Par ailleurs, la région de Chtouka Ait Baha qui est connue par ses greniers collectifs s’est déjà mobilisée pour sauvegarder cette richesse architecturale. Le corps associatif conscient de l’importance du patrimoine a travaillé sur la rénovation de plusieurs igoudars et dont on cite «Agadir Inoumar» qui dispose de 303 chambres.

«Nous avons œuvré depuis l’année 2011 en partenariat avec le conseil provincial du tourisme afin de mettre en place une étude de projet visant à énumérer et diagnostiquer les modes d’intervention pouvant garantir la rénovation et la protection de ce patrimoine. De ce fait, une enveloppe budgétaire a été consacrée à cette cause.

Ce qui nous a permis dans un premier temps de rénover quatre igoudars, la construction d’un centre de documentation et la mise en place de la signalétique. Le budget de cette étape a été de l’ordre de 1.924.000 dirhams. Notons que le financement a été débloqué par le conseil régional, le conseil préfectoral ainsi que le conseil provincial du tourisme», déclare le préfet de Chtouka Ait Baha. En effet, cette première étape du programme de rénovation et protection s’est soldée par la restauration d’«Agadir Ikounka» dans la commune Imi Mkourn. Une visite de ce site historique a été organisée au cours de la même journée d’étude pour l’inaugurer.

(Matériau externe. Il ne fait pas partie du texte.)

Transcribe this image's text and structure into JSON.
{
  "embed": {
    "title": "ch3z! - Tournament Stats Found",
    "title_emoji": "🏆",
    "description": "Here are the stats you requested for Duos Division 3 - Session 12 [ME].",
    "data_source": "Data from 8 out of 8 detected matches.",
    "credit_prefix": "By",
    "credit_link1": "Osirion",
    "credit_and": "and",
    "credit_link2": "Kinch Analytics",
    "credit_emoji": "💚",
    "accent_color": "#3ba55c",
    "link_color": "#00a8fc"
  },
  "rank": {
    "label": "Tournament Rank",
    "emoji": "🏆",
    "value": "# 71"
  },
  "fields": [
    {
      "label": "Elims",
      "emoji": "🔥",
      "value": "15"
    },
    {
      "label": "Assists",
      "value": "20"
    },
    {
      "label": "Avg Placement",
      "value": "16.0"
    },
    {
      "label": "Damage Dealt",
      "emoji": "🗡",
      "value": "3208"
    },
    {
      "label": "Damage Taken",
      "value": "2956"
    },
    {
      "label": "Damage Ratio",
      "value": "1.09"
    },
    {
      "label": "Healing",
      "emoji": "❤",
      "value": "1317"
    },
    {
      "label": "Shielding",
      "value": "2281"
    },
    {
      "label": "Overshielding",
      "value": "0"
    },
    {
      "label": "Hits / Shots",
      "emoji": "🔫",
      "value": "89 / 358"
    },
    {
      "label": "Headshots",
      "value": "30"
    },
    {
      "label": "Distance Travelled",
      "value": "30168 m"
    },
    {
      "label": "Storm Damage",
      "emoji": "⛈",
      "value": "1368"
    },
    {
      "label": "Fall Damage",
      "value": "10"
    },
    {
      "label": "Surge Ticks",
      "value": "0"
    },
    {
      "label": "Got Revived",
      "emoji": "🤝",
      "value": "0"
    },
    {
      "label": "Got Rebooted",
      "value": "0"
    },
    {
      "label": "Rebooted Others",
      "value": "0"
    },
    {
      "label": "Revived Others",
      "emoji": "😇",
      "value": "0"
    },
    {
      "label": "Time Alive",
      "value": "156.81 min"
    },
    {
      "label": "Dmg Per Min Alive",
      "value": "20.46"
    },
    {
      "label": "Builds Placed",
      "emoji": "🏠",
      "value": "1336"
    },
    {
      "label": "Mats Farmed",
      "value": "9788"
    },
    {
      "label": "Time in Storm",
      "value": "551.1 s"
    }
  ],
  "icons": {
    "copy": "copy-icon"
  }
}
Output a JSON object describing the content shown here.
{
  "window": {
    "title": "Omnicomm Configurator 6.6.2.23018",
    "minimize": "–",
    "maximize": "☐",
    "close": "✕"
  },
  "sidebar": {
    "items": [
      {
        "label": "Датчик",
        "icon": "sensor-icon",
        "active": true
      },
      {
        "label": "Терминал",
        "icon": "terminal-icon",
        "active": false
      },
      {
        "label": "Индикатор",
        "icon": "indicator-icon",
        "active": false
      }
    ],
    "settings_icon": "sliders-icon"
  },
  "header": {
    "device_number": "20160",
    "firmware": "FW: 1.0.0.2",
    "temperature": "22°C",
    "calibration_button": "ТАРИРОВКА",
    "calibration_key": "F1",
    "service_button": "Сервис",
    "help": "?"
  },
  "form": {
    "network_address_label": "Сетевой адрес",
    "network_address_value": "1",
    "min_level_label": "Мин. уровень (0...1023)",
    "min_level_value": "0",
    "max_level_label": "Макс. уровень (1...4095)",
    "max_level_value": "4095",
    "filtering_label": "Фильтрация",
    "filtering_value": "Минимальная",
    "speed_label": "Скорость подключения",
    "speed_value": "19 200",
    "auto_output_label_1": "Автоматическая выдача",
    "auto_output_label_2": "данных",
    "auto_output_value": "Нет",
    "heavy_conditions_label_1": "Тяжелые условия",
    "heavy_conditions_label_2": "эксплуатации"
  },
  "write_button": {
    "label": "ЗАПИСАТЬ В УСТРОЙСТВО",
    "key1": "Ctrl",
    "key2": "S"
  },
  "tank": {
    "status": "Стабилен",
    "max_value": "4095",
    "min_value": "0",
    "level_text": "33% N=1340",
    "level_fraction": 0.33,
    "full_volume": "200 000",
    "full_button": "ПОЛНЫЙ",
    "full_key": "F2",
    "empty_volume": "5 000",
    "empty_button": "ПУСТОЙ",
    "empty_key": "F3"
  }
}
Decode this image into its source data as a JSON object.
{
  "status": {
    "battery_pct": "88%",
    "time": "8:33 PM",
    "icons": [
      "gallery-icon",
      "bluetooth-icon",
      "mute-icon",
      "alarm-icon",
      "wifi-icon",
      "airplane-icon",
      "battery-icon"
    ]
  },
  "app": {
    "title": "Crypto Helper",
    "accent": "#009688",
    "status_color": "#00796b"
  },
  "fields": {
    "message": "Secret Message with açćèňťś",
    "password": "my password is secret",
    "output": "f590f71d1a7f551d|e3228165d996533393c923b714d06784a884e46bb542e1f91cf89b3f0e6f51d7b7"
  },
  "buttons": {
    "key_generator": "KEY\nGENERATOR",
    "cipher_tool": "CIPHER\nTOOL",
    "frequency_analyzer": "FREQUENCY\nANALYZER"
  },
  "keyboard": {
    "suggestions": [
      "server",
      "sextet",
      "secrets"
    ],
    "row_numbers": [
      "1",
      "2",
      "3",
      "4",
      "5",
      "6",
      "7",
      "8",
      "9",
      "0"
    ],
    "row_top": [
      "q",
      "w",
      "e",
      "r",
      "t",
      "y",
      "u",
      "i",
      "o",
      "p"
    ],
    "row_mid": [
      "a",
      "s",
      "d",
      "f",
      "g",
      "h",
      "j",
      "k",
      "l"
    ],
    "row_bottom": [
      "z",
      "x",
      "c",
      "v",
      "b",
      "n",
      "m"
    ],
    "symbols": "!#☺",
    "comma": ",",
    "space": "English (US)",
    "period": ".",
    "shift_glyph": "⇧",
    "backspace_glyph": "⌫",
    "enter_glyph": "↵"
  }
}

Parallèlement à cette journée d’étude, une exposition de documents, cartes, photos et archives permettant de faire connaître les igoudars a été organisée au cours de la même journée.
Il est à signaler que les igoudars ont été érigés tout au long de l’histoire dans des régions du Maroc et du Maghreb pour servir de greniers pour les denrées alimentaires, les documents, les moissons tout en permettant d’abriter les femmes et enfants en période de guerres tribales.

Ces greniers disposent d’espaces de prière, ateliers d’artisanat ainsi que des sources d’eau. La gestion des igoudars par les populations locales témoigne d’une grande et minutieuse organisation afin de répondre à tous les besoins aussi bien sur le plan architectural que celui de gérance.